ID Theft/Data Security

Consumers are in the Dark About Dark Web Monitoring Services

By Susan Grant, Director of Consumer Protection and Privacy, Consumer Federation of America

 |  Blog Post

A new survey we commissioned revealed that 36 percent of consumers who have seen ads for “dark web monitoring” incorrectly believe that identity theft services can remove their personal information from the dark web. An equal number (37%) mistakenly believe that these services can prevent people who buy their personal information on the dark web from using it.

Why are so many consumers making assumptions about how dark web monitoring protects them that simply aren’t true? It may be due in part to the fact that it’s hard to tell from the ads exactly what these services do. Also, because most of us don’t have direct experience with these services, we don’t know how they work. While dark web monitoring can be helpful for consumers whose personal information has been stolen, it’s important to understand that these services can’t put the genie back in the bottle.

The dark web is a small part of the internet that can only be reached with special browsers. Those browsers disguise the computers that are being used, providing a high level of privacy. That’s great for whistle-blowers, investigative journalists, people organizing against repressive governments, law enforcement agencies, and others who need to shield their identities and locations in order to communicate safely. Unfortunately, the dark web is also attractive to people who take advantage of its anonymity to sell stolen personal information and other illicit goods and services.

As we explain in our updated guide, Nine Things to Consider When Shopping for Identity Theft Services, identity theft services that monitor consumers’ personal information, including on the dark web, can alert them about possible fraudulent use of their data. These services also provide advice about what to do to avoid or limit the damage that could be caused and remedy any problems that have occurred. We also describe how you can monitor many of your accounts yourself for free.

If you believe that your personal information has been stolen, you don’t need dark web monitoring to know that it could end up for sale there. The steps you should take, outlined in our new tips, Dark Web Monitoring: What You Should Know, apply to any situation in which these types of personal information are in danger of fraudulent use:

  • Financial and other account numbers. Notify the places where you have those accounts. You may need new account numbers and to make other changes to stop those accounts from being misused from that point on. If fraud has already occurred, ask what you need to do to clear up the problems.
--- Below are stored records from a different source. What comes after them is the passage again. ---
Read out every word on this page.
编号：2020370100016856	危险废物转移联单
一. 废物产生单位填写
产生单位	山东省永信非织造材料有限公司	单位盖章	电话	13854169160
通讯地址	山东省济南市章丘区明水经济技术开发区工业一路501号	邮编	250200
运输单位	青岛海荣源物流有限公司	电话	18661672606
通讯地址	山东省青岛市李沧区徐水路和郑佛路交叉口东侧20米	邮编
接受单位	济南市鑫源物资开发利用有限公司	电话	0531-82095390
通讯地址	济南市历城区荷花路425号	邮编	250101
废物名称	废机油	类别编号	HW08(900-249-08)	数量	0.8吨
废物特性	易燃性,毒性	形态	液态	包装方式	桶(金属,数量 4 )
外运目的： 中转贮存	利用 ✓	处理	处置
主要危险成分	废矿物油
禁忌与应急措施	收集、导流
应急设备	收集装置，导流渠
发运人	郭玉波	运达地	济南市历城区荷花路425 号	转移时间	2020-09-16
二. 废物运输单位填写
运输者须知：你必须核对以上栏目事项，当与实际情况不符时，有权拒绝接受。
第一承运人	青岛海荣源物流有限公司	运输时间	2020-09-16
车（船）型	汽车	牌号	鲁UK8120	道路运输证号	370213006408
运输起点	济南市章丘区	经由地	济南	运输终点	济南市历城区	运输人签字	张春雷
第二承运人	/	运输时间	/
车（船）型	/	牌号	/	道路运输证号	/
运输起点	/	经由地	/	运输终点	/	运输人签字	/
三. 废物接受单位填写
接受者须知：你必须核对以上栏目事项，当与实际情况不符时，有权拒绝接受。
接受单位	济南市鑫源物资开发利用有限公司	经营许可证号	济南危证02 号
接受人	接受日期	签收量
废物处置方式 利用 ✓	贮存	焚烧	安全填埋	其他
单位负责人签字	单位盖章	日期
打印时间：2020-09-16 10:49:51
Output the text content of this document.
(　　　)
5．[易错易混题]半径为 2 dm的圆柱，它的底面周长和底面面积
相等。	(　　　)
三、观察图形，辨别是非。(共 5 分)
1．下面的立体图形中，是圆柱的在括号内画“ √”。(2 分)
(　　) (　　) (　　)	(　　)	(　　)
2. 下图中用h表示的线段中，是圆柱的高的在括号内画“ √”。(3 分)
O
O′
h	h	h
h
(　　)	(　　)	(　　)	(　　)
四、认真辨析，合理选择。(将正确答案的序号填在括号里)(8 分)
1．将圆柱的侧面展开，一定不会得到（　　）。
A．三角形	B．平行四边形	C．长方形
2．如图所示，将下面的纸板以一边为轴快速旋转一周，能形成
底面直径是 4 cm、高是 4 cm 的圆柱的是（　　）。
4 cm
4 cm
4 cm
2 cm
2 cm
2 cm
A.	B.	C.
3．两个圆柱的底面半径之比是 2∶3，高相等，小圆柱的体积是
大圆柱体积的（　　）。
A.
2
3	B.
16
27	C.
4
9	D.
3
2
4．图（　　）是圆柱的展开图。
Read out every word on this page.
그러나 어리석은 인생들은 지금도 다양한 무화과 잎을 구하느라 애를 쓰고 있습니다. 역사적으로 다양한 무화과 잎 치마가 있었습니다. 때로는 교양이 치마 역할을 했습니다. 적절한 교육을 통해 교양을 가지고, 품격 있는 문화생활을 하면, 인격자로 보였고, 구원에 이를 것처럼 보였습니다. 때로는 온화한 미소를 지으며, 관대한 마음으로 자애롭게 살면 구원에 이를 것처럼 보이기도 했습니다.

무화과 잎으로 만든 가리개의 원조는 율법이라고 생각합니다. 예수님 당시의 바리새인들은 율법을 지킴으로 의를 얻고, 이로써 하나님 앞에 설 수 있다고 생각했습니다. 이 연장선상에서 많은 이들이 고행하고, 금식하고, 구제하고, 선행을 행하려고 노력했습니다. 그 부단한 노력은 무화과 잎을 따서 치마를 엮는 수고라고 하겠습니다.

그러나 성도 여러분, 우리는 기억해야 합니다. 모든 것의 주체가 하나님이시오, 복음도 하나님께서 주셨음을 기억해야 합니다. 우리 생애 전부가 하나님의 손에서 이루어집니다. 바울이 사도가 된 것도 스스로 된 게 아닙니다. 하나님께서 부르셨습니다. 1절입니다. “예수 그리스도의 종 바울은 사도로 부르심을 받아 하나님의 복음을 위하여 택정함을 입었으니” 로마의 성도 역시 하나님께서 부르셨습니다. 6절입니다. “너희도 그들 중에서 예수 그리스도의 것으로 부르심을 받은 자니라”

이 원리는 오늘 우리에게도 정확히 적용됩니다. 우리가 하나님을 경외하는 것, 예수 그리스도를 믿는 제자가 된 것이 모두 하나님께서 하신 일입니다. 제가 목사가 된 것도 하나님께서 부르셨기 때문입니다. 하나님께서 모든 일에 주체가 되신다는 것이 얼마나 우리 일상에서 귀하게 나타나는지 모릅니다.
You have the right to challenge credit card charges and debits you did not make.
  • Passwords. Change them. And if you’ve used the same passwords for multiple accounts (a common but dangerous practice, since crooks often try them in several different places to see if they work), be sure to change them everywhere.
  • Driver’s license and passport. Contact the agencies that issued them.
  • Email address and phone number. It’s probably not worth the hassle to change them, but be on guard for your email address being used to send spam or your phone number being “spoofed” to make calls look like they’re coming from you. Contact your service provider if that happens.
  • Social Security number. This is the most dangerous type of personal information in the hands of identity thieves because it can open the gate to serious fraud, from obtaining credit in your name to impersonating you to get medical services, government benefits, your tax refunds, employment – even using your identity in bankruptcy and other legal matters. It’s hard to change your Social Security number and it’s not a good idea because it is connected to your life in so many ways. There are a number of things you can do, including alerting the Social Security Administration, Internal Revenue Service and by placing fraud alerts or a security freeze on your credit files.

Additionally, if information about you resulting from identity theft shows up in your credit reports, public records or companies’ databases, you can correct or remove it. What no one can do, however, is grab stolen information out of the hands of identity thieves. That’s one reason why data breaches are so worrisome for those affected.

Fortunately, there is plenty of free help available for identity theft victims, including the Federal Trade Commission’s www.identitytheft.gov, which provides step-by-step recovery plans tailored to their particular situations, and the nonprofit Identity Theft Resource Center, which offers free one-on-one counseling online at www.idtheftcenter.org or by phone, 888-400-5530. Our own www.IDTheftInfo.org website has information about free security freezes and other ways to protect yourself and deal with identity theft problems.

In short, there are many resources to help people with identity theft issues, from fee-based to no-cost. To make informed decisions about identity theft services, consumers need to be provided with clear, complete information about what they do. In our Best Practices for Identity Theft Services, which we developed several years ago with identity theft service providers and consumer advocates, we encourage companies to describe the benefits and limitations of their services and to be careful not to overstate or misrepresent, directly or by implication, how they help consumers. In light of our survey results, it seems that the companies that offer dark web monitoring could do a better job of explaining what it can and can’t do to help consumers.